Permission, also termed consent in GDPR, was always important, but is now even more so.

  • Do not do anything with anyone’s information, meaning DNA information or other information they have provided without their express WRITTEN permission. I’m viewing e-mail as written permission, but that might not be strong enough, especially not for anyone doing research on behalf of others.
  • People can only give consent for their own information, or the information for someone they have legal authority to given consent for (child, etc.) or someone whose permission they have obtained.
  • You must inform someone whose information you have access to or that they have provided that they have the right to ask for their data to be corrected or removed and of the relevant address where to complain, and how, if they are not happy with a controller or processor.
  • Do not expose anyone’s information, including their GedMatch or Family Tree DNA kit number, on a presentation slide, on Facebook or anyplace else without the person’s explicit permission.

Data

  • GDPR says that one can’t continue to hold data longer than necessary to finish the processing for which the person has agreed.
  • My personal assumption would be that this means that I would delete client reports when they are complete.
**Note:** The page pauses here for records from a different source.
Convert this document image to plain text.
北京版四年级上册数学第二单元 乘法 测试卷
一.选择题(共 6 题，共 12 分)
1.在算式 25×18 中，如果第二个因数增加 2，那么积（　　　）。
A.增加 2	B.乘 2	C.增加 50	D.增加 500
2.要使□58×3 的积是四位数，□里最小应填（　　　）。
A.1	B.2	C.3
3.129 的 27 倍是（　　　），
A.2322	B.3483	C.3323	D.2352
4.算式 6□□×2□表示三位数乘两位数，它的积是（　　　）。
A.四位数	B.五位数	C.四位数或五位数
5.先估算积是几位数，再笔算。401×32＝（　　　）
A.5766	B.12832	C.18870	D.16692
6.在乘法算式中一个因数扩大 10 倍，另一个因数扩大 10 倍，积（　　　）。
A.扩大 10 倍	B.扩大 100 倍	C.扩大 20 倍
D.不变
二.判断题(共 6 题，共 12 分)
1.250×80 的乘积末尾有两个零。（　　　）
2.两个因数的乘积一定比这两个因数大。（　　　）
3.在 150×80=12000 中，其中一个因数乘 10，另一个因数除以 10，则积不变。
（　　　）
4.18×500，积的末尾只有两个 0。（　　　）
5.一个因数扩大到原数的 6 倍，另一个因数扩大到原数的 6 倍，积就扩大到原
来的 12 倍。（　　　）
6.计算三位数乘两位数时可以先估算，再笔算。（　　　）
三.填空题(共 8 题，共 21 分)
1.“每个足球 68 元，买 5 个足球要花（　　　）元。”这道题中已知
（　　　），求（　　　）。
However, I have in the past kept reports handy, because many clients have asked for a copy, even years later, after losing the original. This also begs the question, relative to DNA and genealogy projects, when is “done?”
  • My interpretation would be that one would need permission to maintain the data or information in any format after you have “finished.” However, as we all know, genealogy is never finished, and our genealogical “best practices” are focused on retaining information, not disposing of it.
  • GDPR isn’t about just genetic data. If other information is gathered, such as through a blog or newsletter, be sure that your usages are GDPR compliant, as are any tools that people utilize for your applications such as blogging platforms, website providers, etc.

Rules

  • Controllers and processors must store contact information separately from “results.” I’m presuming this means in a separate spreadsheet for project administrators and people working with other people’s (genetic) information.
  • Controllers and processors may be required to track when they are “processing” and what they are doing. Fortunately, for Group Project Administrators, Family Tree DNA provides a logging function which will help immensely.
  • If a controller/processor receives a request to provide an individual with all of the information the controller/processor holds on the individual, the processor must comply in a reasonable time – mentioned in the GDPR documentation as within 30 days.
  • Project administrators may want to post a privacy policy on their project website at FTDNA and/or elsewhere, especially if any project information is posted outside of the FTDNA project structure. Your project members will need to know that your project is separate from Family Tree DNA, and that they need to contact you directly for modification/removal of both posted data and anything they have personally sent you.
  • Never release the names or e-mails of project members, or any other individual, without their express consent for every request. I tell the requesting person if they will compose an e-mail, I will simply forward it to the project member they are asking about. That removes the entire issue and leaves it in the hands of the project member.
  • If a personal data breach occurs that results in either loss of or exposure of records, the controller or processor must report the breach within 72 hours to the supervisory authority. However, reporting is not required if the breach is “unlikely to result in risk to the rights and freedoms of natural persons.”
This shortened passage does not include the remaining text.